Obecnie funt jest najtańszy od lat 80-tych. Wszystko to jest związane z niedzielną zapowiedzią brytyjskiej premier Theresy May, która na pierwszy kwartał przyszłego roku zapowiedziała rozpoczęcie negocjacji w UE ws. wyjścia Wielkiej Brytanii z Unii, które zapowiada się, że będą twarde. Powodem tak silnej wyprzedaży były komentarze związane z ograniczeniem imigracji, które – jeśli faktycznie będzie miało miejsce - najprawdopodobniej spowoduje, że Wielka Brytania otrzyma mniej korzystne warunki handlowe z UE, a londyńskie City nie będzie miało tak łatwego dostępu do europejskich rynków jak ma to miejsce teraz, co bez wątpienia będzie miało duży, niekorzystny wpływ na tamtejszą gospodarkę.
Oprócz przeceny funta na rynku walutowym widoczne jest również osłabienie jena, który traci po publikacji kwartalnego badania Banku Japonii, z którego wynika, że przedsiębiorcy dalej obniżają swoje oczekiwania inflacyjne.

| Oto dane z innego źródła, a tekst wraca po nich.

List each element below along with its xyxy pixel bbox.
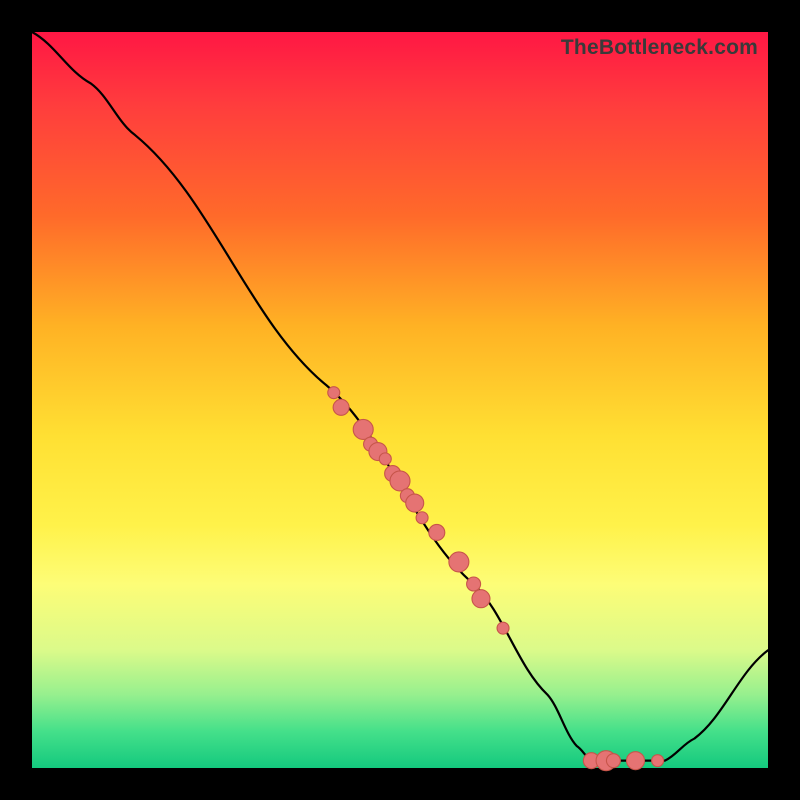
chart-svg	[32, 32, 768, 768]
data-point	[416, 512, 428, 524]
data-point	[497, 622, 509, 634]
plot-area: TheBottleneck.com	[32, 32, 768, 768]
data-point	[406, 494, 424, 512]
chart-frame: TheBottleneck.com	[0, 0, 800, 800]
data-point	[429, 524, 445, 540]
data-point	[333, 399, 349, 415]
data-point	[353, 419, 373, 439]
data-point	[652, 755, 664, 767]
data-point	[390, 471, 410, 491]
data-point	[606, 754, 620, 768]
bottleneck-curve	[32, 32, 768, 761]
data-point	[472, 590, 490, 608]
scatter-group	[328, 387, 664, 771]
data-point	[627, 752, 645, 770]
data-point	[467, 577, 481, 591]
data-point	[449, 552, 469, 572]
data-point	[379, 453, 391, 465]
data-point	[328, 387, 340, 399]
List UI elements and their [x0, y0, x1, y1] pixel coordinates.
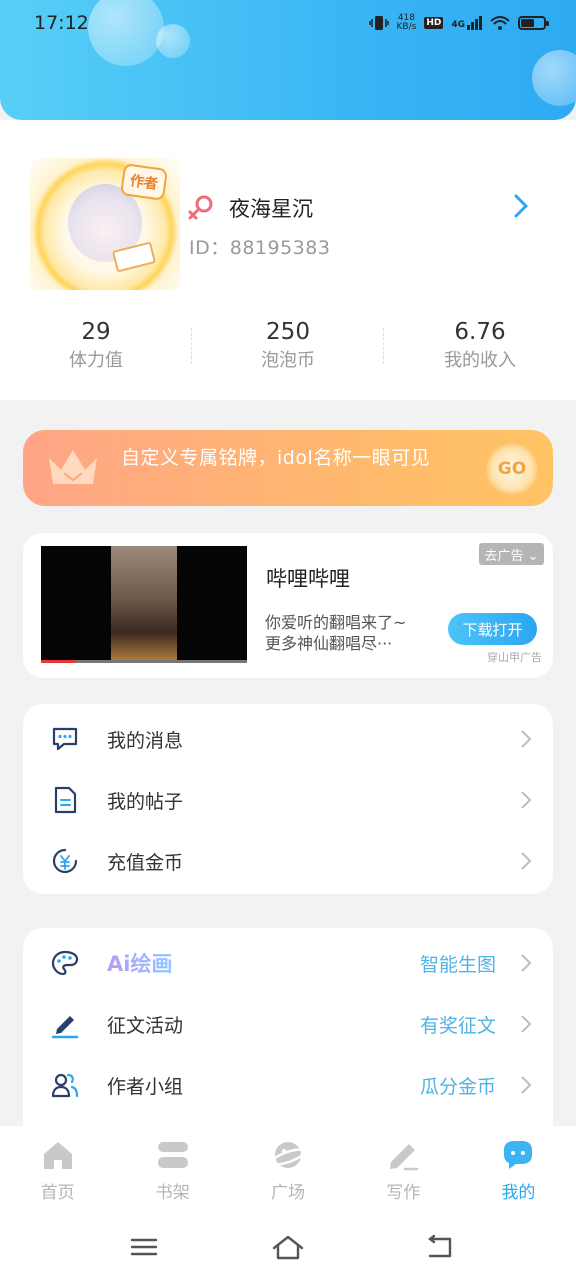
stat-value: 29: [81, 319, 111, 345]
menu-label: 作者小组: [107, 1075, 184, 1098]
tab-bookshelf[interactable]: 书架: [115, 1126, 230, 1220]
tab-label: 广场: [271, 1183, 305, 1203]
ad-description: 你爱听的翻唱来了~ 更多神仙翻唱尽···: [265, 612, 435, 654]
home-nav-icon[interactable]: [270, 1232, 306, 1262]
chevron-right-icon: [521, 791, 532, 809]
ad-video[interactable]: [41, 546, 247, 663]
download-open-button[interactable]: 下载打开: [448, 613, 537, 645]
menu-label: 征文活动: [107, 1014, 184, 1037]
tab-write[interactable]: 写作: [346, 1126, 461, 1220]
ad-video-frame: [111, 546, 177, 661]
home-icon: [43, 1142, 72, 1169]
wifi-icon: [490, 16, 510, 30]
vibrate-icon: [368, 16, 389, 30]
chevron-right-icon: [521, 954, 532, 972]
battery-icon: [518, 16, 549, 30]
ad-title: 哔哩哔哩: [266, 567, 350, 591]
menu-item-essay-contest[interactable]: 征文活动 有奖征文: [23, 996, 553, 1052]
menu-right-text: 瓜分金币: [419, 1075, 496, 1098]
tab-square[interactable]: 广场: [230, 1126, 345, 1220]
message-icon: [52, 727, 78, 751]
menu-item-recharge[interactable]: 充值金币: [23, 833, 553, 889]
menu-label: 我的帖子: [107, 790, 184, 813]
chevron-right-icon: [521, 1076, 532, 1094]
stat-bubble-coins[interactable]: 250 泡泡币: [192, 316, 384, 376]
signal-label: 4G: [451, 20, 465, 30]
banner-text: 自定义专属铭牌，idol名称一眼可见: [121, 447, 431, 469]
ad-desc-line2: 更多神仙翻唱尽···: [265, 634, 393, 653]
author-badge: 作者: [119, 163, 169, 201]
stat-label: 我的收入: [444, 350, 516, 371]
mine-icon: [504, 1141, 533, 1169]
menu-nav-icon[interactable]: [126, 1232, 162, 1262]
back-nav-icon[interactable]: [422, 1232, 458, 1262]
hd-icon: HD: [424, 17, 444, 29]
stats-row: 29 体力值 250 泡泡币 6.76 我的收入: [0, 316, 576, 376]
write-icon: [390, 1144, 419, 1171]
ad-video-progress: [41, 660, 247, 663]
group-icon: [51, 1073, 79, 1098]
palette-icon: [51, 950, 79, 976]
nickname: 夜海星沉: [229, 197, 313, 221]
signal-icon: 4G: [451, 16, 482, 30]
coin-icon: [52, 848, 78, 874]
tab-mine[interactable]: 我的: [461, 1126, 576, 1220]
menu-item-ai-painting[interactable]: Ai绘画 智能生图: [23, 935, 553, 991]
stat-value: 250: [266, 319, 310, 345]
crown-icon: [49, 450, 97, 484]
planet-icon: [270, 1142, 306, 1168]
ad-card[interactable]: 哔哩哔哩 你爱听的翻唱来了~ 更多神仙翻唱尽··· 去广告 ⌄ 下载打开 穿山甲…: [23, 533, 553, 678]
network-speed-unit: KB/s: [396, 22, 417, 32]
post-icon: [54, 786, 77, 814]
pen-icon: [51, 1016, 79, 1039]
stat-stamina[interactable]: 29 体力值: [0, 316, 192, 376]
stat-label: 泡泡币: [261, 350, 315, 371]
menu-label: 充值金币: [107, 851, 184, 874]
nameplate-banner[interactable]: 自定义专属铭牌，idol名称一眼可见 GO: [23, 430, 553, 506]
menu-card-account: 我的消息 我的帖子 充值金币: [23, 704, 553, 894]
menu-item-messages[interactable]: 我的消息: [23, 711, 553, 767]
avatar[interactable]: 作者: [30, 158, 180, 290]
menu-right-text: 有奖征文: [419, 1014, 496, 1037]
ad-source-label: 穿山甲广告: [487, 651, 542, 664]
decor-bubble-right: [532, 50, 576, 106]
system-nav-bar: [0, 1220, 576, 1280]
menu-item-author-group[interactable]: 作者小组 瓜分金币: [23, 1057, 553, 1113]
chevron-right-icon: [521, 852, 532, 870]
profile-card: 作者 夜海星沉 ID：88195383 29 体力值 250 泡泡币 6.76 …: [0, 120, 576, 400]
chevron-right-icon: [521, 730, 532, 748]
female-icon: [188, 195, 213, 220]
status-icons: 418 KB/s HD 4G: [368, 14, 549, 32]
menu-item-posts[interactable]: 我的帖子: [23, 772, 553, 828]
stat-income[interactable]: 6.76 我的收入: [384, 316, 576, 376]
bottom-tab-bar: 首页 书架 广场 写作 我的: [0, 1126, 576, 1220]
go-button[interactable]: GO: [486, 443, 538, 495]
bookshelf-icon: [157, 1142, 188, 1168]
network-speed: 418 KB/s: [397, 14, 417, 32]
ai-painting-label: Ai绘画: [107, 948, 172, 978]
menu-label: 我的消息: [107, 729, 184, 752]
go-label: GO: [497, 459, 527, 479]
menu-right-text: 智能生图: [419, 953, 496, 976]
user-id: ID：88195383: [189, 237, 331, 259]
tab-label: 我的: [501, 1183, 536, 1203]
ad-desc-line1: 你爱听的翻唱来了~: [265, 613, 407, 632]
remove-ad-button[interactable]: 去广告 ⌄: [479, 543, 544, 565]
tab-label: 写作: [386, 1183, 421, 1203]
menu-card-creator: Ai绘画 智能生图 征文活动 有奖征文 作者小组 瓜分金币: [23, 928, 553, 1148]
tab-label: 首页: [40, 1183, 75, 1203]
tab-home[interactable]: 首页: [0, 1126, 115, 1220]
status-time: 17:12: [34, 12, 89, 34]
profile-chevron-right-icon[interactable]: [508, 192, 532, 220]
chevron-right-icon: [521, 1015, 532, 1033]
stat-label: 体力值: [69, 350, 123, 371]
status-bar: 17:12 418 KB/s HD 4G: [0, 0, 576, 46]
tab-label: 书架: [155, 1183, 190, 1203]
stat-value: 6.76: [454, 319, 506, 345]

Dodatkowo w kierunku wzrostu notowań pary USDJPY oddziałuje mocniejszy od prognoz wzrost wrześniowego wskaźnika ISM dla przemysłu, który wyniósł 51.5 pkt. wobec 49.4 pkt. odnotowanych w sierpniu. Na drugim biegunie znajduje się dolar nowozelandzki, który zyskuje na skutek publikowanych w ostatnich dniach dobrych danych z tamtejszej gospodarki.
Zgodnie z oczekiwaniami na dzisiejszym posiedzeniu Bank Rezerwy Australii utrzymał stopy procentowe na niezmienionym poziomie. Było ono pierwszym, któremu przewodniczył Philip Lowe, nowy prezes RBA, który komunikował już większą tolerancję na krótkoterminowe odchylenia inflacji od celu w wyniku szoków zewnętrznych, tak jak to ma miejsce obecnie. Jego zdaniem krajowa polityka monetarna może prowadzić do przegrzania gospodarki jeśli używana byłaby do walki z niskimi cenami paliw. Taki też wydaje się komunikat po posiedzeniu, w którym nie pojawiają się żadne wzmianki o możliwości dalszych cięć stóp procentowych, podczas gdy rynek wycenia jeszcze jedno cięcie stóp procentowych w perspektywie najbliższego roku.
Para EURUSD spadła o poranku poniżej poziomu 1.12, co jest wynikiem lepszych od oczekiwań wskaźników koniunktury we wrześniu. Wydaje się, że zejście w okolice 1.11 będzie możliwe dopiero po dobrym piątkowym odczycie z rynku pracy w USA za wrzesień. Jak na razie wszystko wskazuje na to, że sytuacja na rynku pracy poprawiła się, a wzrost zatrudnienia mógł przyspieszyć. Kalendarium makroekonomiczne jest w trakcie dzisiejszego dnia puste. Jedynie głos dziś zabierze uważany za jastrzębiego, ale mający prawo głosu dopiero w 2018 roku Jeffrey Lacker prezes Richmond FED. Na początku tygodnia wypowiedziała się jastrzębia Loretty Mester z Cleveland FED oraz gołębi Wiliam Dudley z New York FED, oboje głosujący w 2016 roku (Dudley posiada stałe prawo głosu).